Pulau Jawa, sebagai wilayah aktif secara tektonik, kerap mengalami gempa bumi
besar akibat pertemuan Lempeng Eurasia dan Indo-Australia. Aktivitas seismik
ini berpotensi memengaruhi kestabilan medan gravitasi dan model geoid regional
yang menjadi fondasi penting dalam berbagai aplikasi geospasial, seperti pemetaan
presisi, perencanaan infrastruktur, dan mitigasi bencana. Studi ini bertujuan untuk
mengevaluasi dampak gempa bumi terhadap perubahan geoid dengan studi kasus
gempa Pangandaran (Mw 7.7) yang terjadi di lepas pantai selatan Jawa.
Penelitian ini bertujuan untuk menganalisis dampak gemppa terhadap pemodelan
geoid regional pulau jawa yang dihitung dengan metode Kongens Tekniska
Högskola (KTH). Data yang digunakan yaitu data gayaberat kombinasi airborne,
terestris, data DTU17, data model medan gravitasi global (GGM), data tinggi
GNSS-leveling, serta data elevasi dari DEM (SRTM15 dan SRTM3).
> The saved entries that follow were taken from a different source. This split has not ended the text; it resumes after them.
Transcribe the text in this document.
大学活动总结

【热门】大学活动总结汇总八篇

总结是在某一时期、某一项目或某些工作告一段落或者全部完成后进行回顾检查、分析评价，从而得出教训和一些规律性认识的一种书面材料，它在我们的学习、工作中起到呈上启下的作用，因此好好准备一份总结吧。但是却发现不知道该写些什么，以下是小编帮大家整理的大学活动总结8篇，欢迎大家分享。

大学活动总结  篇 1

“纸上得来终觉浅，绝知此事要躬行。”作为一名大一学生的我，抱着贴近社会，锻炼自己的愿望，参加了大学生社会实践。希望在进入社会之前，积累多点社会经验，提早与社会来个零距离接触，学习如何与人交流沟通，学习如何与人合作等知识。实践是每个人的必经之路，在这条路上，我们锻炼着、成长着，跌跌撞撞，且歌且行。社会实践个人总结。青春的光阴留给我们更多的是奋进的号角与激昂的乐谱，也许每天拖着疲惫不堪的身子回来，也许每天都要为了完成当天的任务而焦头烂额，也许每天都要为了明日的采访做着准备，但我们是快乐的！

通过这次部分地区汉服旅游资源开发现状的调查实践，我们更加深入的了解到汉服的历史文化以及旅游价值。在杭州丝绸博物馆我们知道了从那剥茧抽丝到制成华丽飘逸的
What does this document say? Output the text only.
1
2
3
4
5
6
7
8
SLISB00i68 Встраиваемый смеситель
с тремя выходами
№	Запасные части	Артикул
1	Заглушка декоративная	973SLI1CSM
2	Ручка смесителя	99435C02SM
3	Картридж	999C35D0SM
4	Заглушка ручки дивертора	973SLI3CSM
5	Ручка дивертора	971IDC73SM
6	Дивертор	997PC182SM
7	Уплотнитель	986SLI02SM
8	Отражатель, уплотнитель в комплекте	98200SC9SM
Pemodelan
geoid metode KTH dilakukan menggunakan software LSMSSOFT dan MatLab.
Pemodelan perubahan gayaberat dan perubahan geoid akibat gempa menggunakan
data 4 model gempa di pulau jawa yang diambil dari equake.rc.info. Uji ketelitian
model geoid terhadap 186 titik GNSS-Sipat datar wilayah Jawa. Setelah itu
dilakukan uji statistik untuk mengetahui signifikansi gempa terhadap model geoid.
Dampak gempa dianalisis melalui perubahan gayaberat akibat redistribusi massa
menggunakan pendekatan elastostatika Okubo, kemudian dikaji efeknya terhadap
perubahan geoid.
Hasil uji statistik menunjukkan tidak adanya perbedaan signifikan pada medan
gravitasi dan permukaan geoid pascagempa, hal ini menunjukan bahwa geoid
merupakan bidang referensi vertikal yang stabil. Pembaruan geoid dilakukan jika
akurasi model geoid telah mencapai 1 cm, peningkatan akurasi model geoid dapat
dilakukan salah satunya dengan menambah pengukuran gayaberat.